Velayet davasını, velayet hakkına sahip olmayan kişi boşanma davası sonrası ile ortak velayet hakkına sahip eş boşanma davası sırasında geçici ve davanın nihayetinde kesin velayet için açabilir.
Boşanma davası sırasında veya genellikle boşanma davasının nihayete ermesi sonrasında açılan velayet davaları dava açmak isteyen kişi tarafından velayet hususundaki talebini ve delillerini içerir dilekçenin mahkeme sunulması ile açılabilmektedir.
Velayet davasında görevli mahkeme Aile mahkemeleridir. Aile Mahkemesinin bulunmadığı yerde velayet davasına bakmaya görevli mahkeme Aile Mahkemesi sıfatı ile Asliye Hukuk Mahkemeleridir.

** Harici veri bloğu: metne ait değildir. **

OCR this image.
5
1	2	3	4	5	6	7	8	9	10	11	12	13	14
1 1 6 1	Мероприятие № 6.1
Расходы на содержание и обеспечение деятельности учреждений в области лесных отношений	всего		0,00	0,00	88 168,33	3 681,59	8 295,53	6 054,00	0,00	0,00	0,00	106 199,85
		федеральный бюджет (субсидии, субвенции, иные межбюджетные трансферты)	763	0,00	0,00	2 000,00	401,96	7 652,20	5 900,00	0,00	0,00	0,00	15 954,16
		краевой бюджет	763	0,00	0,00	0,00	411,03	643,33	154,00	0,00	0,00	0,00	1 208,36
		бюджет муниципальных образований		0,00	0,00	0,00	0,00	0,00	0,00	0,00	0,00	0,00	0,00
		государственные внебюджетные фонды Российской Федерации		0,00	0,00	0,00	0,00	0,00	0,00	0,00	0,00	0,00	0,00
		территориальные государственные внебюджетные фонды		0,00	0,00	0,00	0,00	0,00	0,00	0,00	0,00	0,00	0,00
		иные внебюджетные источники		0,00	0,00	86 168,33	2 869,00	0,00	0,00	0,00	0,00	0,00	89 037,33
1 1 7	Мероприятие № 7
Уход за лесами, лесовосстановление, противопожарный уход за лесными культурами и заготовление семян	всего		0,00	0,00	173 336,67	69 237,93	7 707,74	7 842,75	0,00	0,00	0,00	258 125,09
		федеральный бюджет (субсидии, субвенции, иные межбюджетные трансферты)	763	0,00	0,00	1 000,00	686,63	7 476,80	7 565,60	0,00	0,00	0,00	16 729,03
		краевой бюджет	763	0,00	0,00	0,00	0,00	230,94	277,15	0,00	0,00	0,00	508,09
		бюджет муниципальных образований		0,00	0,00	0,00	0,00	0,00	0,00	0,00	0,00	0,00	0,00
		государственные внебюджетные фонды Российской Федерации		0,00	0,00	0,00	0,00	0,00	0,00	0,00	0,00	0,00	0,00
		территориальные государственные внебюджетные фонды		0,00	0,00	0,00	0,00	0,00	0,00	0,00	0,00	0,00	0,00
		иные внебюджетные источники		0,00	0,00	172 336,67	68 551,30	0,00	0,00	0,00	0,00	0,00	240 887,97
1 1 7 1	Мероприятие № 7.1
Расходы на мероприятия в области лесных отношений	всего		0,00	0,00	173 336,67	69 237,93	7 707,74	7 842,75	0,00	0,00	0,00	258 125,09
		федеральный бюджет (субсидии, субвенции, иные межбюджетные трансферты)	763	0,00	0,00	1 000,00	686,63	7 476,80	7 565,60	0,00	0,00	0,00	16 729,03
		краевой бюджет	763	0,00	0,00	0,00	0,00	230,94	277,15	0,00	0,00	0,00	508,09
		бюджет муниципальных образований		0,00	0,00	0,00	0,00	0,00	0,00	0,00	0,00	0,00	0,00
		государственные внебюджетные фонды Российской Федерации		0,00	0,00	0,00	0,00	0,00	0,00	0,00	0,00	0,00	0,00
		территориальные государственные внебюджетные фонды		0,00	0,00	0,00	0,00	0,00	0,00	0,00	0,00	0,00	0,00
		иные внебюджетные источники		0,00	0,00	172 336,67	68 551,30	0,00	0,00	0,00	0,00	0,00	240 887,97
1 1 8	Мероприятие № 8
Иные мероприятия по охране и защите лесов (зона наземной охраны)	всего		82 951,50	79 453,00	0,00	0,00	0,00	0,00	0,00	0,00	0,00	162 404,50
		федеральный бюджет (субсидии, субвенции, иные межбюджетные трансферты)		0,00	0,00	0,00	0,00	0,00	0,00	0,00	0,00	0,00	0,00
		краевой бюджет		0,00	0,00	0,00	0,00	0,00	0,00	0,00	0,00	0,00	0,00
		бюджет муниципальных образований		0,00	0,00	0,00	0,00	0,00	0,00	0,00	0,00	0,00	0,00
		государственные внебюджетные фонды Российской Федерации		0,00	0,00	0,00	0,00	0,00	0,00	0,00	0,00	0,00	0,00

Velayet, boşanma davası ile birlikte talep edilmişse talebi inceleyen mahkeme delilleri inceleyerek çocuğun menfaatine göre velayet hususunda düzenleme yapacaktır. Çocuğun velayetinin verileceği taraf ile ilgili objektif kriterler söz konusu değildir. Çocuğun üstün yararı dikkate alınmaktadır. Çocuğun yaşı, süt içip içmediği, anneye bağımlı olup olmadığı ve sair hususlar incelenmektedir. Bu dava sebebiyle açılan davalarda bu konuda bir uzman görüşü de alınmaktadır. Bu uzman görüşü ve tarafların velayet konusundaki istek ve iradelerini yansıtan deliller birlikte değerlendirilerek hakim tarafından bir karar verilmektedir.
Aile Hukukunda ekonomik gücü olmayan ve eşi tarafında ekonomik şiddete maruz bırakılan taraf için en önemli hususlardan bir tanesi nafakadır. Nafaka davaları, Aile Hukukunda görülen boşanma davası ile birlikte veya ayrıca açılabilmektedir. Bu dava türünde de taraflar tek başına veya uzman bir Aile Hukuku davaları ile ilgilenen halk dilinde Aile Davası Avukatı ile de dava takibini sağlayabilmektedirler.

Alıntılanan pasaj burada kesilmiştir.